MLXIO analysis: the 15-inch model is the one most exposed to disappointment if the final SKU is not meaningfully upgraded. The source says it uses an LCD rather than OLED, while the Surface Pro reportedly gets 120 Hz OLED. If that split holds, Microsoft will need the larger screen, 66 Wh battery, and storage ceiling to carry more of the value argument.
Surface Pro’s OLED choice and Laptop 8’s battery claims split the story
The reported feature mix is not uniform. The Surface Pro is said to get the flashier display: 120 Hz OLED. It also reportedly includes two USB-C ports with USB 4 support. That reads like Microsoft trying to make the tablet-hybrid feel more premium at the hardware level.
The Surface Laptop 8, by contrast, is said by Notebookcheck to rely on LCD panels in both 13.8-inch and 15-inch sizes. Its stronger claim may be endurance: up to 20 hours from a 54 Wh battery on the smaller model and 19 hours from a 66 Wh battery on the larger one.

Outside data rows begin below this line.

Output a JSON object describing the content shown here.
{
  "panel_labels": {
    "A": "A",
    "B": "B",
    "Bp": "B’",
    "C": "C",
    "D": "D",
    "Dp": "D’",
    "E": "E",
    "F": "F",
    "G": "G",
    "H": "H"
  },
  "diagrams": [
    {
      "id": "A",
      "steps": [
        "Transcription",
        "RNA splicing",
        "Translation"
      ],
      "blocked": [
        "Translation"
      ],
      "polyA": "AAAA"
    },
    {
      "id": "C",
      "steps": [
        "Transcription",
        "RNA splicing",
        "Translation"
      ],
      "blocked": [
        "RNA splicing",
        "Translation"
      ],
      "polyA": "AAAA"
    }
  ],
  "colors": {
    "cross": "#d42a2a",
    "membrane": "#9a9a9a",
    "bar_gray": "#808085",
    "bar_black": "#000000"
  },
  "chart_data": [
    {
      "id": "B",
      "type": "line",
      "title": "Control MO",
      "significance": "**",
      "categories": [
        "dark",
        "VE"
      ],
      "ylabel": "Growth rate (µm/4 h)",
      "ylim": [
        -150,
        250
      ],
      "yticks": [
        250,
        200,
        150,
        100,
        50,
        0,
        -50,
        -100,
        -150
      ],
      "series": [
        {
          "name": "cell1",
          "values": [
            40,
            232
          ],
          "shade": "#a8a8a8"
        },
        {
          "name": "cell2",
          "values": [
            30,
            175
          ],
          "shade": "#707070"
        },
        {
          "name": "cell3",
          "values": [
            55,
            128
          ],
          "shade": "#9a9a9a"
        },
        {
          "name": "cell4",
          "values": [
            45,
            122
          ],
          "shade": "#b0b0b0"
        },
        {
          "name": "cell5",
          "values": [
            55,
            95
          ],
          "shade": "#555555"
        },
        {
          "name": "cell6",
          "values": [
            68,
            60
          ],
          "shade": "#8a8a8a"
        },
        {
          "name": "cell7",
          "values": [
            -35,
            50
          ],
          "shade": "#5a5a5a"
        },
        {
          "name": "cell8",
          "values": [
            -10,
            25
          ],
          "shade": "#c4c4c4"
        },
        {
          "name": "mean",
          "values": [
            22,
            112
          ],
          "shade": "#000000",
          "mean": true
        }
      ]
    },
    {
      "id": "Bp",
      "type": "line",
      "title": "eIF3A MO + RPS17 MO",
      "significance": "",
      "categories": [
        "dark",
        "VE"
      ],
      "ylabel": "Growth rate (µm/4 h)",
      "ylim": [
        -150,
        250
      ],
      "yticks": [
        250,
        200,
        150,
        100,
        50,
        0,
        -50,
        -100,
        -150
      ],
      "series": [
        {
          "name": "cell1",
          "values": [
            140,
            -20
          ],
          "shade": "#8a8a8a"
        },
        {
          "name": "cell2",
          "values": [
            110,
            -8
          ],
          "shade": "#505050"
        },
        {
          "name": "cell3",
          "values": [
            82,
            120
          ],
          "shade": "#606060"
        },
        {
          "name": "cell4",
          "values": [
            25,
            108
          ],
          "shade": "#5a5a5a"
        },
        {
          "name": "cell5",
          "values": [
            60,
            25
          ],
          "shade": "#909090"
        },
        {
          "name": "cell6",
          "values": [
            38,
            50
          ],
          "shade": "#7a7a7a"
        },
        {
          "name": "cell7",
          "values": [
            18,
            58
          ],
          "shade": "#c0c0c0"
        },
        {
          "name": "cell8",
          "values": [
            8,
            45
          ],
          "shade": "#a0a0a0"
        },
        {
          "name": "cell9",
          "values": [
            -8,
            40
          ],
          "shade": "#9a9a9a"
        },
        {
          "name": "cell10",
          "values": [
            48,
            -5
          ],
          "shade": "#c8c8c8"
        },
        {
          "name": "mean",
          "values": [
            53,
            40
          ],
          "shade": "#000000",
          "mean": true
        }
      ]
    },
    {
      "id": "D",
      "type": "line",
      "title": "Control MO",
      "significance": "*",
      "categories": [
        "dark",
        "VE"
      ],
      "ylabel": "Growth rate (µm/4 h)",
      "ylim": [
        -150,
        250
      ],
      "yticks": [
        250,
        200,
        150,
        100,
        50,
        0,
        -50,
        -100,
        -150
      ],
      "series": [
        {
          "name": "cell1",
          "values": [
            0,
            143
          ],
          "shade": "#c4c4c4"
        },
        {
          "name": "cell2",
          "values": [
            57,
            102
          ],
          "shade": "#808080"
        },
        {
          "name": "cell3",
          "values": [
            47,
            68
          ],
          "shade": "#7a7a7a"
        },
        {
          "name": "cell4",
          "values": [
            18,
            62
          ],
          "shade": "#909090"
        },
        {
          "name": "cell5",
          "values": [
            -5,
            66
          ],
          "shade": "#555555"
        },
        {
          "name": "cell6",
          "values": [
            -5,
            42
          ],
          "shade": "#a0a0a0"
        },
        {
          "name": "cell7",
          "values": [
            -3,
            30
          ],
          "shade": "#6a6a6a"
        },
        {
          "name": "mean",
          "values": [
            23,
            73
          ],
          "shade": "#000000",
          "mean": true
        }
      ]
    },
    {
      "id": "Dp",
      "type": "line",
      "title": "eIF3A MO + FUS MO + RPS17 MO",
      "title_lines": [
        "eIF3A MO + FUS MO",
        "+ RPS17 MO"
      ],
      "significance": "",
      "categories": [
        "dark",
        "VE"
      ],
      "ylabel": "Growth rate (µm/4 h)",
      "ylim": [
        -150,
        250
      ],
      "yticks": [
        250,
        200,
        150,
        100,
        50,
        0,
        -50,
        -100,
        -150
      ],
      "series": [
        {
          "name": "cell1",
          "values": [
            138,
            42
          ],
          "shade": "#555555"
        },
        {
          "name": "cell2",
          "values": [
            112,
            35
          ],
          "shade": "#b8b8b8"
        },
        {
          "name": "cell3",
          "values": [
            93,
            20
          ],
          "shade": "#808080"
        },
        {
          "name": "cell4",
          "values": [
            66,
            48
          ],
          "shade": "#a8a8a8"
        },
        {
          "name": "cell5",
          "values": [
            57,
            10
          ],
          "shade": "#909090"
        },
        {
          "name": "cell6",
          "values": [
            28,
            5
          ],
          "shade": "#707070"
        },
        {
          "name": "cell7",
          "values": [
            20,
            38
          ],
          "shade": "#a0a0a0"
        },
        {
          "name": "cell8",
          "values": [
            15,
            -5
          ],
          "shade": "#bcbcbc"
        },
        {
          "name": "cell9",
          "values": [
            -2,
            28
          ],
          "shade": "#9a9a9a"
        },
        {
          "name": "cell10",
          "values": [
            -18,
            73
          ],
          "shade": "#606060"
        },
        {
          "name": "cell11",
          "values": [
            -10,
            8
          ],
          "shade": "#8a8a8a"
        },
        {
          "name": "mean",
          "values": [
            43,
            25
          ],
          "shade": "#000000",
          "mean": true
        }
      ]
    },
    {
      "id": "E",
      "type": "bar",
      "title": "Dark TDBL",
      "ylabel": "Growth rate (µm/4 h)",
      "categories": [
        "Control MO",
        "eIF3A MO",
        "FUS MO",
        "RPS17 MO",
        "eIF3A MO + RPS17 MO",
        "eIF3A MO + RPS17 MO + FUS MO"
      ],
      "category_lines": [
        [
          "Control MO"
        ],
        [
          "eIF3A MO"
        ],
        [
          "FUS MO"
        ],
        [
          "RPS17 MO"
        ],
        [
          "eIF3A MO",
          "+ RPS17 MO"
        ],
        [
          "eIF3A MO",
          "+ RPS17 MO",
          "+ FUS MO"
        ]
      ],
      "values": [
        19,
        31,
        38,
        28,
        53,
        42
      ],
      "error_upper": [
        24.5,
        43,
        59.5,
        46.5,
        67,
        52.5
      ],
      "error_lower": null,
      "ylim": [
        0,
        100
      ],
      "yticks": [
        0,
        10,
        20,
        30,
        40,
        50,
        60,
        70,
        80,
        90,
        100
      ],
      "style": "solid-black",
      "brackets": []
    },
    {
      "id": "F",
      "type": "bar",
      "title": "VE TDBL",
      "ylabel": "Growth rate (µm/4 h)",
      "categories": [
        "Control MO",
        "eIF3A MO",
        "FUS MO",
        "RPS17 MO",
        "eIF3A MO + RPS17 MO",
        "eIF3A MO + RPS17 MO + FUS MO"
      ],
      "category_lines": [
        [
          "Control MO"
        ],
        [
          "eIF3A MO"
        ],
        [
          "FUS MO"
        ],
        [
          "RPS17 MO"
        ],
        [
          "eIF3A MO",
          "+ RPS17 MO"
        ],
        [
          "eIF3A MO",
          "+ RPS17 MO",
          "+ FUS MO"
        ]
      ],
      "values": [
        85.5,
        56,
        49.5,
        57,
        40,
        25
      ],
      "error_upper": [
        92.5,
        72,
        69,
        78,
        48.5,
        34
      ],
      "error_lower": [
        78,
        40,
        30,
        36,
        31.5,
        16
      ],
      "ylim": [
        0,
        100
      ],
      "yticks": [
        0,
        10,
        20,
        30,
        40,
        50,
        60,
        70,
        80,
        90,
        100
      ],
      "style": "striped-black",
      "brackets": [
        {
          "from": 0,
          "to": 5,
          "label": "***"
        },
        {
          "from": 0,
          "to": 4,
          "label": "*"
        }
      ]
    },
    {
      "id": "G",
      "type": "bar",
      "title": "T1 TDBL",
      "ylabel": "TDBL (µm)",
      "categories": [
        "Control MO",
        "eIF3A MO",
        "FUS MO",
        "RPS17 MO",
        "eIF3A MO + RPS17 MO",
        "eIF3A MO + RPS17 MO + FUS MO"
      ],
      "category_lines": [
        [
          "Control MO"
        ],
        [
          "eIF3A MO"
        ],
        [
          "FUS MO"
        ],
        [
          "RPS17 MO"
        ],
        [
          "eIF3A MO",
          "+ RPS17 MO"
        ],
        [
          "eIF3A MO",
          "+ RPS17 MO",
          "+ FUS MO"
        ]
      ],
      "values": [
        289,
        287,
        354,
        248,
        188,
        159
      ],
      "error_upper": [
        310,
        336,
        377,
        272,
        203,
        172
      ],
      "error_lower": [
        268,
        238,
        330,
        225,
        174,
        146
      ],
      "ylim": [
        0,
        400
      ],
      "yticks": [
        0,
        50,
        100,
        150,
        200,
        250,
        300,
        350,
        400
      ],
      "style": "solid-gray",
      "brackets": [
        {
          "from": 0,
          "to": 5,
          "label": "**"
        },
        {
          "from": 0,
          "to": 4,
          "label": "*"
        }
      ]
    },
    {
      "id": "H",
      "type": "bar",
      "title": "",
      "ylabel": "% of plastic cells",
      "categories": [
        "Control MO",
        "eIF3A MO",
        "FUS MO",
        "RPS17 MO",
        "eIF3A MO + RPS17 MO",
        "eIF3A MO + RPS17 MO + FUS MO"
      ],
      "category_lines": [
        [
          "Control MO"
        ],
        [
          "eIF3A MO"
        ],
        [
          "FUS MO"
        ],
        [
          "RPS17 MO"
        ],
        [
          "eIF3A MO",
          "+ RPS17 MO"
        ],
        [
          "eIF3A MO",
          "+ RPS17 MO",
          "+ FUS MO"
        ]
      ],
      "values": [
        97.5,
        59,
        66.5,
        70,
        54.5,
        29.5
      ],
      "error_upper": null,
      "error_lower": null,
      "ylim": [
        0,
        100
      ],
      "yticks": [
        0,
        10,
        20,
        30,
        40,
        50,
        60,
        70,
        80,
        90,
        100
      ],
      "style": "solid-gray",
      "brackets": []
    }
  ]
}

That split creates a clean launch question. Is Microsoft selling display quality on the Pro and battery life on the Laptop? If so, the Surface family may be less about one shared value proposition and more about distinct premium arguments for each form factor.
The configuration uncertainty also limits how far investors, buyers, and reviewers should read into the prices today. Regional taxes, exchange-rate effects, and procurement discounts can make euro leaks poor guides for final market-by-market pricing. The source does not provide U.S. pricing, bundle details, or business SKU terms.
The next decision point is Microsoft’s SKU sheet, not the launch video
The immediate watch item is not whether the devices exist. Notebookcheck says the next-generation Surface Laptop 8 and Surface Pro had already appeared in numerous images at the beginning of June, and the launch is expected on June 16, 2026. The more important question is what Microsoft attaches to the leaked numbers.
Three pieces of evidence would support the premium thesis:
- Configurations: The €1,699 and €2,299 prices map to high-memory or higher-storage models, not bare entry SKUs.
- Battery claims: Independent testing gets close to the reported 20-hour and 19-hour figures under realistic use.
- Surface Pro bundle clarity: Microsoft makes clear whether the keyboard case and pen-related accessories are included or separate.
The thesis weakens if the prices apply to modest configurations, if the Laptop 8’s LCD panels feel mismatched with the premium tier, or if the base Snapdragon X2 Plus model with 256 GB SSD lands too close to the headline pricing.
For buyers, the practical move is simple: wait for the full configuration table on June 16. The leaked prices are high enough to matter, but not precise enough to judge. Microsoft’s next Surface launch will be decided less by the word “Snapdragon” and more by the exact combination of chip, RAM, storage, display, battery life, and accessories sitting next to each price.
The Bottom Line
- The leak suggests Microsoft may push Surface pricing higher as it moves deeper into Windows on Arm.
- Buyers still lack key context because the leaked prices are not tied to confirmed configurations.
- The June 16 launch will need to justify premium pricing with performance, battery life, and AI features.